En novembre de 1962, n la base du rapport très peu précis de l'étude de projet préliminaire en l'avion britannique, les gouvernements de la France et le Royaume-Uni ont signé l'accord supersonique de métier. Cet accord a réclamé un partage égal des coûts de développement, puis a estimé comme £ 150-170 millions. L'accord n'a pris aucune disposition pour des coûts d'un maximum, aucune disposition pour la revue et la réévaluation du projet et aucune disposition pour son annulation. Ainsi les partisans du SST pouvaient machiner un engagement irrévocable de la Grande-Bretagne à la Concorde malgré le fait que le projet avait été jamais passé en revue et pas évalué par le trésor.
Le ministère du trésor avait unofficially essayé d'arrêter le projet mais la force de son évaluation des projets et de son coût et évaluations de ventes a été perdue. Les membres du Cabinet combattu au-dessus de l'issue dans 1 962 mais de l'approbation ont été gagnés sur la base des arguments que l'industrie aéronautique britannique a eu besoin d'un develoment important de la balance du SST pour rester viable mais elle ne pourrait pas l'avoir les moyens seule. La participation française écarterait le coût et si la Grande-Bretagne ne participait pas la France irait en avant seule et seul retirerait les avantages de elle. L'absence sans disposition pour l'annulation du projet a été justifiée en tant que quelque chose qui était nécessaire pour tenir la France sur son engagement. Ceci a joué dans un préjudice des Anglais au sujet du Français. La disposition de « aucune annulation », au lieu d'être quelque chose qui était sinon stupide risqué a été perçue en tant qu'étant intelligente.
À ce moment-là le coût estimatif d'une Concorde SST a été pris pour être £6 million. Puisque le prix d'un Boeing 707 était £2 million il était clair que les ventes de Concorde ou seraient négligeables ou la Concorde doit vendu à une perte. Minster d'aviation avait indiqué, le « espace nous montre du doigt avec un doigt d'or. » Seigneur Brabazon dans la Chambre des seigneurs répondus, « mes seigneurs, il nous montre du doigt avec les trois boules en laiton du prêteur sur gages. »
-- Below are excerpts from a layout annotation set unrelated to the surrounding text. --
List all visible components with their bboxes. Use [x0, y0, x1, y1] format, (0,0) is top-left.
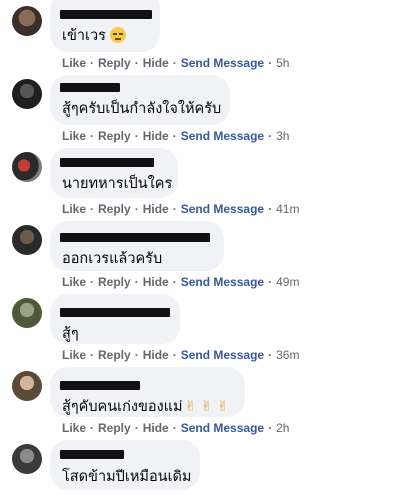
send-message-link[interactable]: Send Message — [181, 275, 264, 289]
like-link[interactable]: Like — [62, 56, 86, 70]
comment-time[interactable]: 2h — [276, 421, 289, 435]
send-message-link[interactable]: Send Message — [181, 348, 264, 362]
comment-text: สู้ๆคับคนเก่งของแม่ ✌ ✌ ✌ — [62, 399, 229, 415]
avatar[interactable] — [12, 79, 42, 109]
reply-link[interactable]: Reply — [98, 202, 131, 216]
comment-text: โสดข้ามปีเหมือนเดิม — [62, 469, 192, 485]
redacted-name — [60, 83, 120, 92]
hide-link[interactable]: Hide — [143, 202, 169, 216]
redacted-name — [60, 10, 152, 19]
comment-time[interactable]: 41m — [276, 202, 299, 216]
like-link[interactable]: Like — [62, 275, 86, 289]
send-message-link[interactable]: Send Message — [181, 202, 264, 216]
hide-link[interactable]: Hide — [143, 129, 169, 143]
avatar[interactable] — [12, 225, 42, 255]
comment-actions: Like · Reply · Hide · Send Message · 36m — [62, 348, 300, 362]
like-link[interactable]: Like — [62, 421, 86, 435]
reply-link[interactable]: Reply — [98, 56, 131, 70]
avatar[interactable] — [12, 6, 42, 36]
victory-hand-icon: ✌ ✌ ✌ — [184, 399, 229, 415]
hide-link[interactable]: Hide — [143, 421, 169, 435]
comment-text: ออกเวรแล้วครับ — [62, 251, 163, 267]
comment-actions: Like · Reply · Hide · Send Message · 3h — [62, 129, 290, 143]
comment-actions: Like · Reply · Hide · Send Message · 2h — [62, 421, 290, 435]
comment-bubble: สู้ๆ — [50, 294, 180, 344]
avatar[interactable] — [12, 298, 42, 328]
redacted-name — [60, 308, 170, 317]
hide-link[interactable]: Hide — [143, 348, 169, 362]
reply-link[interactable]: Reply — [98, 275, 131, 289]
avatar[interactable] — [12, 152, 42, 182]
comment-text: สู้ๆครับเป็นกำลังใจให้ครับ — [62, 101, 222, 117]
comment-text: เข้าเวร — [62, 24, 126, 47]
avatar[interactable] — [12, 371, 42, 401]
reply-link[interactable]: Reply — [98, 421, 131, 435]
expressionless-emoji-icon — [109, 27, 126, 43]
redacted-name — [60, 158, 154, 167]
redacted-name — [60, 381, 140, 390]
comment-actions: Like · Reply · Hide · Send Message · 41m — [62, 202, 300, 216]
comment-bubble: นายทหารเป็นใคร — [50, 148, 178, 198]
comment-actions: Like · Reply · Hide · Send Message · 5h — [62, 56, 290, 70]
comment-actions: Like · Reply · Hide · Send Message · 49m — [62, 275, 300, 289]
comment-bubble: สู้ๆคับคนเก่งของแม่ ✌ ✌ ✌ — [50, 367, 245, 417]
redacted-name — [60, 233, 210, 242]
like-link[interactable]: Like — [62, 129, 86, 143]
redacted-name — [60, 450, 124, 459]
reply-link[interactable]: Reply — [98, 129, 131, 143]
comment-text: สู้ๆ — [62, 326, 79, 342]
comment-text: นายทหารเป็นใคร — [62, 176, 173, 192]
comment-time[interactable]: 49m — [276, 275, 299, 289]
send-message-link[interactable]: Send Message — [181, 56, 264, 70]
reply-link[interactable]: Reply — [98, 348, 131, 362]
hide-link[interactable]: Hide — [143, 56, 169, 70]
comment-bubble: เข้าเวร — [50, 0, 160, 52]
comment-bubble: สู้ๆครับเป็นกำลังใจให้ครับ — [50, 75, 230, 125]
comment-time[interactable]: 36m — [276, 348, 299, 362]
hide-link[interactable]: Hide — [143, 275, 169, 289]
send-message-link[interactable]: Send Message — [181, 421, 264, 435]
comment-bubble: ออกเวรแล้วครับ — [50, 221, 224, 271]
like-link[interactable]: Like — [62, 348, 86, 362]
like-link[interactable]: Like — [62, 202, 86, 216]
avatar[interactable] — [12, 444, 42, 474]
comment-bubble: โสดข้ามปีเหมือนเดิม — [50, 440, 200, 490]
send-message-link[interactable]: Send Message — [181, 129, 264, 143]
comment-time[interactable]: 5h — [276, 56, 289, 70]
comment-time[interactable]: 3h — [276, 129, 289, 143]
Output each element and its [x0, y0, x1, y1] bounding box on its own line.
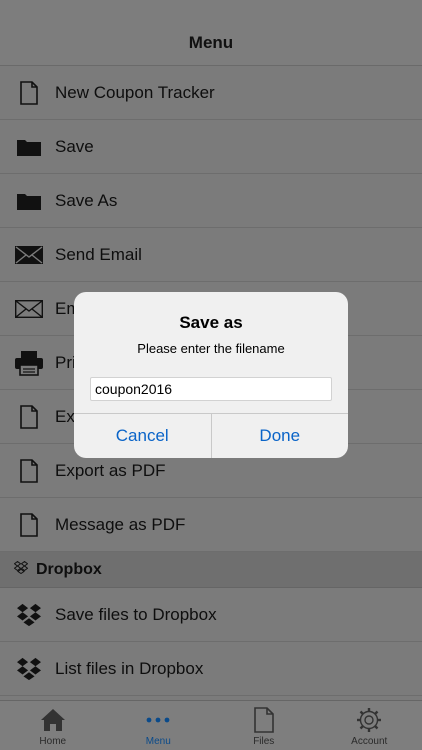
dialog-button-row: Cancel Done [74, 413, 348, 458]
save-as-dialog: Save as Please enter the filename Cancel… [74, 292, 348, 458]
done-button[interactable]: Done [210, 414, 349, 458]
filename-input[interactable] [90, 377, 332, 401]
dialog-message: Please enter the filename [137, 341, 285, 356]
modal-overlay: Save as Please enter the filename Cancel… [0, 0, 422, 750]
dialog-title: Save as [179, 313, 243, 332]
cancel-button[interactable]: Cancel [74, 414, 211, 458]
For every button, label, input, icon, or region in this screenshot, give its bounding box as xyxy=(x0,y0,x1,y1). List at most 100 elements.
Par 1973 les coûts pour le développement de la Concorde SST avaient monté de la gamme £150-170 million à £1065 million. De l'augmentation environ un tiers était dû à l'inflation, à un cinquième de la révision due aux erreurs initiales dans les évaluations et à un tiers des tâches additionnelles de développement. Les tâches additionnelles de développement ont pu avoir été dues à la structure du contrat avec les réalisateurs. Le contrat était tel que que les coûts ont levé sur un modèle précédemment indiqué que le bénéfice aux entrepreneurs est tombé mais s'il y avait des révisions dans la conception les bénéfices programmés ont été également mis à jour sur une base de coût majoré. Ainsi les entrepreneurs ont eu une incitation de bénéfice à réclamer des révisions dans les caractéristiques de conception.